We produce a basic plot of the gamma distribution that we have fitted to these data, to check that it has done what we expected. If \(\alpha\) is greater than 1 then the mode of a gamma(\(\alpha, \sigma\)) distribution is at \((\alpha - 1) \sigma\). We add a vertical line at the mode to check this.

> # Produce the plot
> curve(dgamma(x, shape = shape_par, scale = scale_par), 0, 20, ylab = "p.d.f.", xlab = "time (hours)")
> gmode <- (shape_par - 1) * scale_par
> gmode
[1] 6.074698
> # Indicate the mode
> segments(gmode, 0, gmode, dgamma(gmode, shape = shape_par, scale = scale_par), lty =2)

A digression about numerical optimisation

If we did not know how to find the mode using the values of \(\alpha\) and \(\sigma\) then we could try to find it numerically by searching for the point at which the p.d.f. is maximised. For functions like this it is common to seek to maximise the log of the p.d.f.. In practice, optimisation algorithms, like the function optim used below, are often set up to minimise a function by default. Here we set the control option fnscale to -1 to multiply the target function by \(-1\), turning our maximisation problem into a minimisation problem.

Note the use of ... to pass the values of shape, scale and log to the function fn. Also, method = "L-BFGS-B" chooses an optimisation method that allows us to set bounds on the solution and lower = 0 gives the information that we know that the mode cannot be less than zero.

> # A function to calculate the (log of the) gamma p.d.f.
> fn <- function(x, ...) dgamma(x, ...)
> find_mode <- optim(1, fn, shape = shape_par, scale = scale_par, log = TRUE, 
+                    method = "L-BFGS-B", lower = 0, control = list(fnscale = -1))
> # Approximate value of the mode
> find_mode$par
[1] 6.074697
> # Value of the p.d.f. at this value
> exp(find_mode$value)
[1] 0.1232569

A digression about numerical integration

It can be shown algebraically that the gamma p.d.f. integrates to 1. (This must be true otherwise it is not a p.d.f..) R has a function called integrate that performs numerical integration to estimate the value of an integral. The code below uses integrate to check that this gamma p.d.f. integrates to 1 over \((0, \infty)\).

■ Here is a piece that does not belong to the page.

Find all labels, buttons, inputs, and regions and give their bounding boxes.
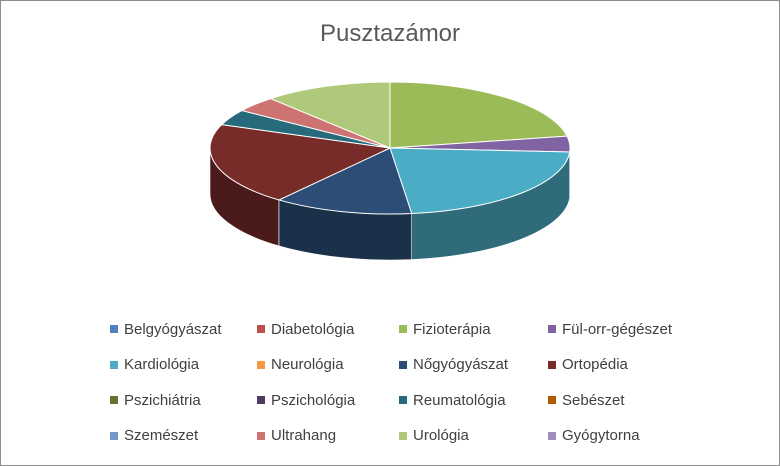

> # Check that the p.d.f. integrates to 1
> integrate(dgamma, 0, Inf, shape = shape_par, scale = scale_par)
1 with absolute error < 1.1e-08

We could also use integrate to check that our fitted gamma distribution has the mean that we expect. Note that the ... in the definition of the function integrand that calculates the integrand can be used to pass the arguments shape and/or scale to the function dgamma that calculates the p.d.f. of a gamma distribution.

> # Check that the gamma mean is equal to the sample mean, tbar, of the data
> integrand <- function(x, ...) x * dgamma(x, ...)
> integrate(integrand, 0, Inf, shape = shape_par, scale = scale_par)
7.723158 with absolute error < 3e-07
> tbar
[1] 7.723158

The qgamma function can be used to calculate quantiles of a given gamma distribution. Suppose that we wish to calculate the median (the \(50\%\) quantile) of our fitted gamma distribution. The following code does this. It also shows that we can calculate more than one quantile at a time.

> tmedian <- qgamma(1 / 2, shape = shape_par, scale = scale_par)
> tmedian
[1] 7.181169
> qgamma(c(0.05, 0.5, 0.95), shape = shape_par, scale = scale_par)
[1]  2.926326  7.181169 14.370700

We could use integrate to check that qgamma has returned the correct median, or use the function pgamma, which calculates the c.d.f. of a gamma random variable.

> # Two ways to check that the median is correct
> integrate(dgamma, 0, tmedian, shape = shape_par, scale = scale_par)
0.5 with absolute error < 1.1e-08
> pgamma(tmedian, shape = shape_par, scale = scale_par)
[1] 0.5